一阵清越玉鸣自密室外传来,节奏精准,三短两长,正是地牢中他曾记录下的控阵阵频。
紧接着,玄微子的声音穿透石壁,温润如玉,却字字淬毒:
“贤侄,你父拘泥仁道,视天工为桎梏,终致家破人亡;我以命炼阵,以血启道,方成新纪元根基。今日你既见原型,何不顺势而为?只要你交出‘刑天’残杆,我许你位列仙班,掌九霄机关,统御万傀。”
陆昭渊低头看着手中那枚“工”字铜片,轻轻摩挲。
然后,他将其嵌入“刑天”残杆裂缝之中。
咔哒一声轻响。
九道沉寂已久的金丝骤然震动,自杆身内部蜿蜒浮现,竟与地上散落的齿轮产生共鸣,嗡鸣不止,仿佛万千匠魂跨越时空,同声呼应。
他冷笑,声音低沉却不容撼动:
“我爹没教我做神仙。”
“只教我做人。”
话音未落,哑医忽然抬头,眼中精光暴射。
他猛地抢上前一步,药杵高举,狠狠砸向地面——
三声闷响,如钟穿雾,似锤叩魂。
整座密室为之震颤,烛火齐齐一暗。
而在极远之处,鬼脉隧道的幽深腹地,竟隐隐传来回应——
一下,又一下,接连不绝,由近及远,仿佛沉睡的群山正在苏醒。
密室崩塌的烟尘尚未散尽,陆昭渊抱着昏迷的小松子跃出断口,身后传来岩层深处齿轮咬合的闷响,如远古战鼓渐次擂动。

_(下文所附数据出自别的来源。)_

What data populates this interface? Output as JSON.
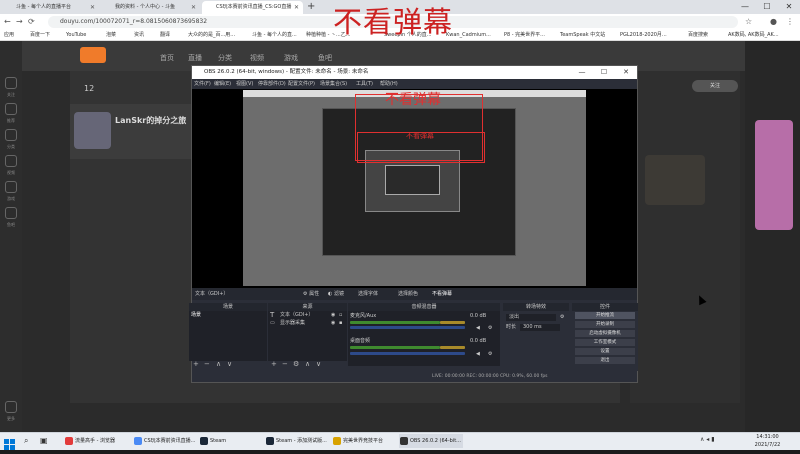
{
  "browser": {
    "tabs": [
      {
        "label": "斗鱼 - 每个人的直播平台",
        "fav": "#f07b2a",
        "active": false
      },
      {
        "label": "我的资料 - 个人中心 - 斗鱼",
        "fav": "#f07b2a",
        "active": false
      },
      {
        "label": "CS玩本赛前资讯直播_CS:GO直播",
        "fav": "#f07b2a",
        "active": true
      }
    ],
    "new_tab": "+",
    "url": "douyu.com/100072071_r=8.0815060873695832",
    "bookmarks": [
      "应用",
      "百度一下",
      "YouTube",
      "泡菜",
      "资讯",
      "翻译",
      "大众的的是_百...用...",
      "斗鱼 - 每个人的直...",
      "种植种植 - 丶...乙...",
      "Sweepin 个人的直...",
      "Kwan_Cadmium...",
      "P8 - 完美世界平...",
      "TeamSpeak 中文站",
      "PGL2018-2020月...",
      "百度搜索",
      "AK数码, AK数码_AK..."
    ],
    "window_controls": [
      "—",
      "☐",
      "✕"
    ]
  },
  "site": {
    "nav": [
      "首页",
      "直播",
      "分类",
      "视频",
      "游戏",
      "鱼吧"
    ],
    "left_nav": [
      "关注",
      "推荐",
      "分类",
      "视频",
      "游戏",
      "鱼吧",
      "更多"
    ],
    "streamer": "LanSkr的掉分之旅",
    "stat_count": "12",
    "follow_label": "关注",
    "overlay_text": "不看弹幕"
  },
  "obs": {
    "title": "OBS 26.0.2 (64-bit, windows) - 配置文件: 未命名 - 场景: 未命名",
    "menu": [
      "文件(F)",
      "编辑(E)",
      "视图(V)",
      "停靠部件(D)",
      "配置文件(P)",
      "场景集合(S)",
      "工具(T)",
      "帮助(H)"
    ],
    "preview_text_big": "不看弹幕",
    "preview_text_small": "不看弹幕",
    "toolbar": [
      "文本（GDI+）",
      "属性",
      "滤镜",
      "选择字体",
      "选择颜色",
      "不看弹幕"
    ],
    "docks": [
      "场景",
      "来源",
      "音频混音器",
      "转场特效",
      "控件"
    ],
    "scenes": [
      "场景"
    ],
    "sources": [
      "文本（GDI+）",
      "显示器采集"
    ],
    "mixer": [
      {
        "name": "麦克风/Aux",
        "db": "0.0 dB"
      },
      {
        "name": "桌面音频",
        "db": "0.0 dB"
      }
    ],
    "transition": {
      "type": "淡出",
      "duration_label": "时长",
      "duration": "300 ms"
    },
    "controls": [
      "开始推流",
      "开始录制",
      "启动虚拟摄像机",
      "工作室模式",
      "设置",
      "退出"
    ],
    "status": "LIVE: 00:00:00   REC: 00:00:00   CPU: 0.9%, 60.00 fps"
  },
  "taskbar": {
    "items": [
      {
        "label": "流量高手 - 浏览器",
        "color": "#e23b3b"
      },
      {
        "label": "CS玩本赛前资讯直播...",
        "color": "#4a8af4"
      },
      {
        "label": "Steam",
        "color": "#1b2838"
      },
      {
        "label": "Steam - 添加测试版...",
        "color": "#1b2838"
      },
      {
        "label": "完美世界竞技平台",
        "color": "#d8a200"
      },
      {
        "label": "OBS 26.0.2 (64-bit...",
        "color": "#333333"
      }
    ],
    "time": "14:31:00",
    "date": "2021/7/22"
  }
}
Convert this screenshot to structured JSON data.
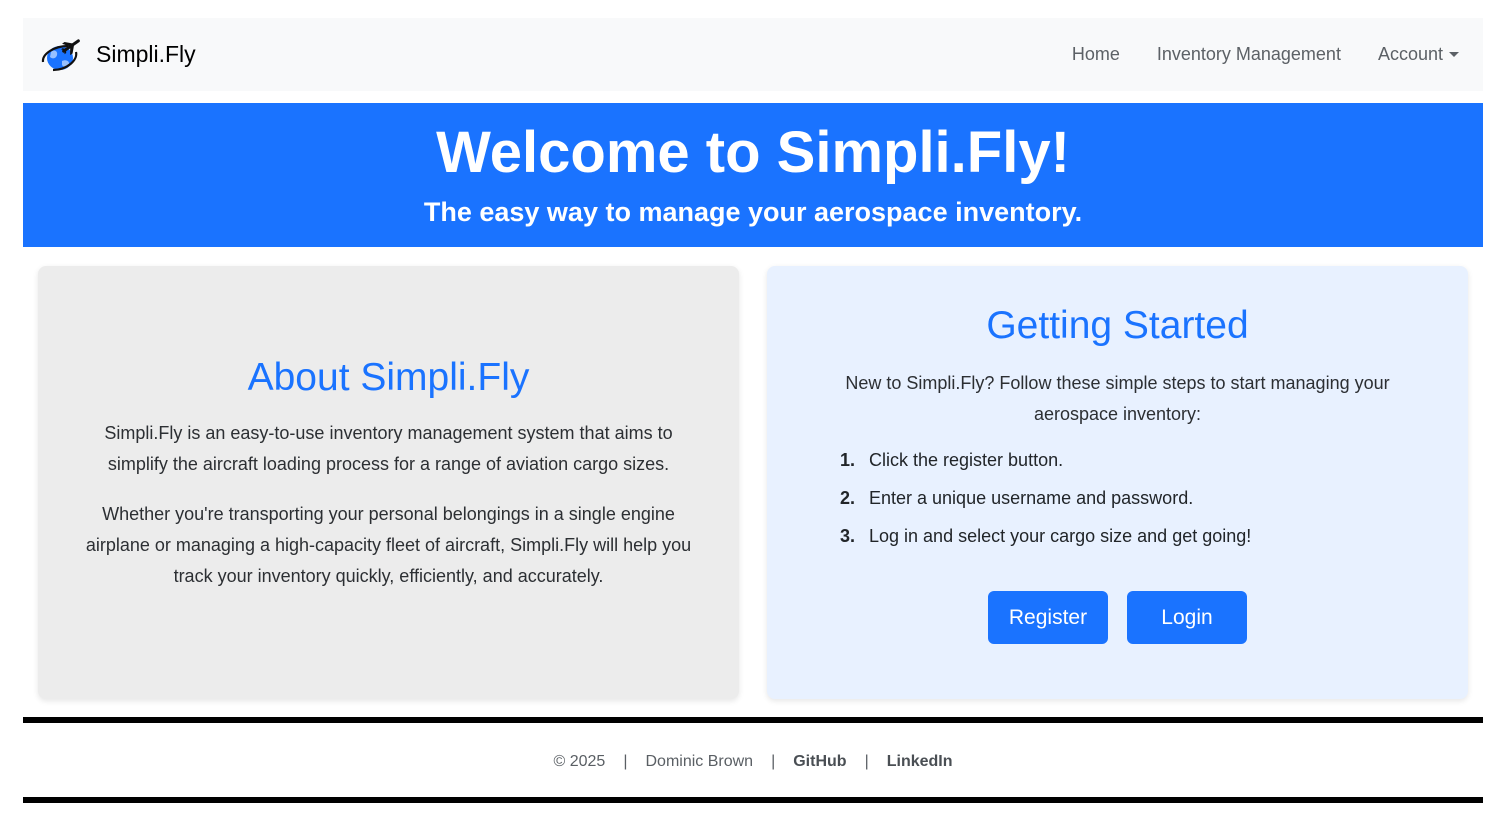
{
  "navbar": {
    "brand": "Simpli.Fly",
    "links": {
      "home": "Home",
      "inventory": "Inventory Management",
      "account": "Account"
    }
  },
  "hero": {
    "title": "Welcome to Simpli.Fly!",
    "subtitle": "The easy way to manage your aerospace inventory."
  },
  "about": {
    "title": "About Simpli.Fly",
    "paragraph1": "Simpli.Fly is an easy-to-use inventory management system that aims to simplify the aircraft loading process for a range of aviation cargo sizes.",
    "paragraph2": "Whether you're transporting your personal belongings in a single engine airplane or managing a high-capacity fleet of aircraft, Simpli.Fly will help you track your inventory quickly, efficiently, and accurately."
  },
  "getting_started": {
    "title": "Getting Started",
    "intro": "New to Simpli.Fly? Follow these simple steps to start managing your aerospace inventory:",
    "steps": [
      {
        "num": "1.",
        "text": "Click the register button."
      },
      {
        "num": "2.",
        "text": "Enter a unique username and password."
      },
      {
        "num": "3.",
        "text": "Log in and select your cargo size and get going!"
      }
    ],
    "register_label": "Register",
    "login_label": "Login"
  },
  "footer": {
    "copyright": "© 2025",
    "author": "Dominic Brown",
    "github": "GitHub",
    "linkedin": "LinkedIn",
    "separator": "|"
  },
  "colors": {
    "accent": "#1a73ff",
    "navbar_bg": "#f8f9fa",
    "about_bg": "#ececec",
    "start_bg": "#e8f1ff"
  },
  "icons": {
    "brand_logo": "globe-airplane-icon"
  }
}
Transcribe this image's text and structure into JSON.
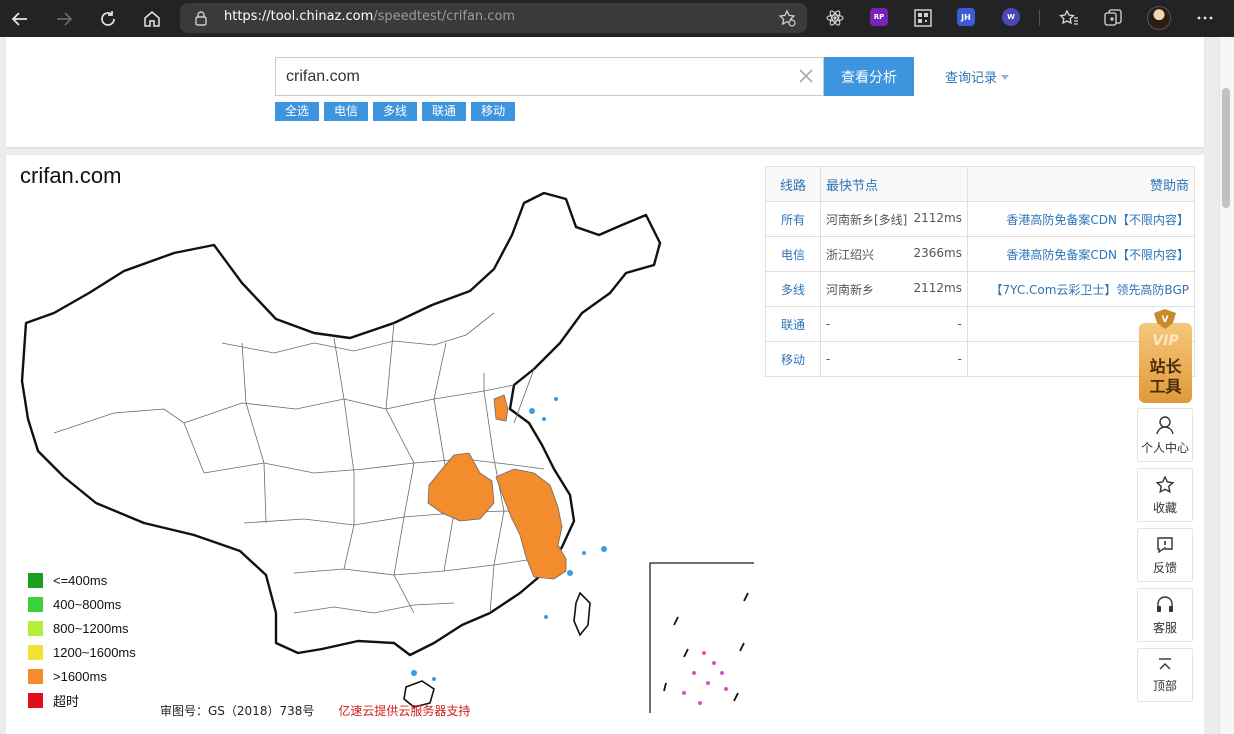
{
  "browser": {
    "url_host": "https://tool.chinaz.com",
    "url_path": "/speedtest/crifan.com",
    "extensions": [
      {
        "name": "react-devtools-icon",
        "label": ""
      },
      {
        "name": "rp-extension-icon",
        "label": "RP"
      },
      {
        "name": "qr-code-icon",
        "label": ""
      },
      {
        "name": "jh-extension-icon",
        "label": "JH"
      },
      {
        "name": "w-extension-icon",
        "label": "W"
      }
    ]
  },
  "search": {
    "value": "crifan.com",
    "button_label": "查看分析",
    "history_label": "查询记录",
    "filters": [
      "全选",
      "电信",
      "多线",
      "联通",
      "移动"
    ]
  },
  "result": {
    "domain_title": "crifan.com",
    "table": {
      "headers": {
        "line": "线路",
        "node": "最快节点",
        "sponsor": "赞助商"
      },
      "rows": [
        {
          "line": "所有",
          "node": "河南新乡[多线]",
          "time": "2112ms",
          "sponsor": "香港高防免备案CDN【不限内容】"
        },
        {
          "line": "电信",
          "node": "浙江绍兴",
          "time": "2366ms",
          "sponsor": "香港高防免备案CDN【不限内容】"
        },
        {
          "line": "多线",
          "node": "河南新乡",
          "time": "2112ms",
          "sponsor": "【7YC.Com云彩卫士】领先高防BGP"
        },
        {
          "line": "联通",
          "node": "-",
          "time": "-",
          "sponsor": ""
        },
        {
          "line": "移动",
          "node": "-",
          "time": "-",
          "sponsor": ""
        }
      ]
    },
    "legend": [
      {
        "label": "<=400ms",
        "color": "#1e9e1e"
      },
      {
        "label": "400~800ms",
        "color": "#3bd23b"
      },
      {
        "label": "800~1200ms",
        "color": "#b5ee3a"
      },
      {
        "label": "1200~1600ms",
        "color": "#f2e233"
      },
      {
        "label": ">1600ms",
        "color": "#f28c2c"
      },
      {
        "label": "超时",
        "color": "#e0101a"
      }
    ],
    "map_highlight_color": "#f28c2c",
    "footnote": "审图号：GS（2018）738号",
    "support_text": "亿速云提供云服务器支持"
  },
  "side_tools": {
    "vip_line1": "VIP",
    "vip_line2": "站长",
    "vip_line3": "工具",
    "items": [
      {
        "name": "user-icon",
        "label": "个人中心"
      },
      {
        "name": "star-icon",
        "label": "收藏"
      },
      {
        "name": "feedback-icon",
        "label": "反馈"
      },
      {
        "name": "headset-icon",
        "label": "客服"
      },
      {
        "name": "top-icon",
        "label": "顶部"
      }
    ]
  }
}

他将新嵌入“刑天”的药杵紧握在掌,那枚“工”字铜片贴着断指残端微微发烫,仿佛有股沉睡已久的脉动正顺着竹节缓缓爬升。
风从山腹裂隙中灌入,带着铁锈与地火的气息,吹得他衣袍猎猎作响。
眼前是鬼脉隧道主道,幽深如巨兽咽喉,两侧岩壁上嵌着零星磷火,映出无数道刻痕——那是百年来被囚匠人以指甲、刀尖、骨刺留下的记号,歪斜却执着,全是同一种节奏:三短两长,正是方才哑医敲出的“罢工鸣钟”。
陆昭渊脚步一顿。
他忽然明白了什么。
这不只是回应。这是坐标。
每一个敲击点,都对应着《归流阵》的一处命门节点;每一处刻痕的深浅,都在标注地下命金流动的方向与速度。
这些老匠人不能言、不敢动,甚至多数已被剜去双目,但他们用耳朵听地脉,用手记频率,用血肉之躯活成了这座大阵最沉默的校准仪。
而今夜,他们听见了“守道”之音。
远处传来低沉的轰鸣,像是某种庞然机械正在苏醒。
脚底震动逐渐加剧,连空气都开始震颤,仿佛整座武当山的骨骼正在重新接续。
小松子在他怀中轻咳一声,唇角溢出血丝,指尖无意识地抽搐,似仍在梦中背诵那句机关咒:“……九转非为寿,一念可通神……”
陆昭渊低头看他,心头一紧。
这孩子不是偶然出现的道童。
他是被选中的——如同当年的父亲,在懵懂中承接了不该知晓的记忆。
那些梦呓般的咒语,根本不是禁书内容,而是天工坊失传的“启灵诀”,唯有血脉纯净且心窍未闭者才能自然共鸣。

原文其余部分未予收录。